Tuesday, 28 August 2012 10:58
August 28, 2012
For an airline pilot, encountering turbulence or bad weather is just part of the job. They know that not every flight will be smooth but updated radar technology could mean that nervous flyers get an advance warning to hold onto their beverage.
According to USA Today, engineers have been working on a three dimensional radar system that allows pilots to make an informed decision as to the best way to deal with "real weather hazards" such as lightning or hail. Developed by Honeywell, this aviation engineering information technology can be used to predict the weather up to 70 miles in front of the aircraft, allowing the flight crew to make crucial rerouting decisions if required.
Radar currently installed in commercial aircraft only scans in 2-D, with pilots often struggling to accurately interpret any approaching turbulent conditions. The IntuVue 3-D can simplify the task by scanning the vertical limits of a storm and determining whether there are potential hazards that could be avoided. The system is already being installed in military and commercial aircraft, and the technology is seen as a way for pilots to distinguish between false and real weather, something that will come as a source of comfort to flyers who flinch when the seatbelt sign comes back on.
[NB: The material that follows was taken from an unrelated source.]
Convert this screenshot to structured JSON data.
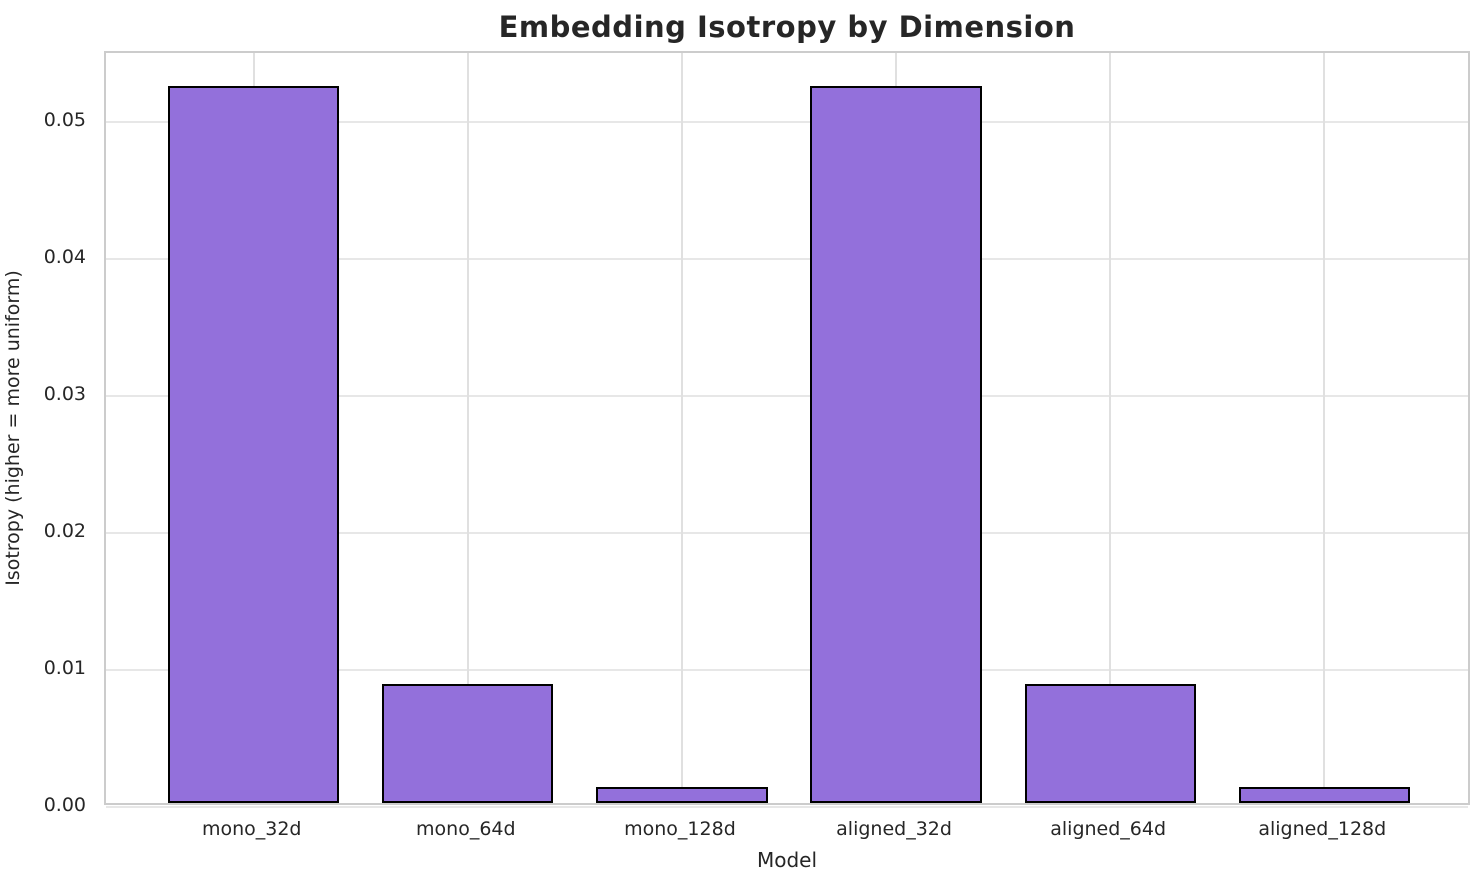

The problems with false weather
"It looks at the airspace in front of the aircraft in three dimensions, which is an improvement over existing radars," says Ratan Khatwa, Honeywell senior chief engineer. "Current radars used by pilots now take only a two-dimensional slice of the atmosphere, the width and length, for instance, of storms crossing an area.It provides information to the flight crew where the real weather hazards such as lightning and hail are which is not available today."
According to figures released by U.S. Department of Transportation, flight delays and cancellations can cost the U.S. economy up to $18 billion per year. Every time a flight crew decides to fly through turbulent conditions, it costs the airline an average of $150,000 and there is the problem of radar signals incorrectly interpreting objects on the ground as part of the weather conditions ahead.
"This new radar upgrade empowers pilots to avoid storm cells that have the potential to produce hail and lightning, spot turbulence earlier, and identify the precise location of heavy rain clouds to maximize passenger comfort and safety," said John Bolton, Honeywell Aerospace.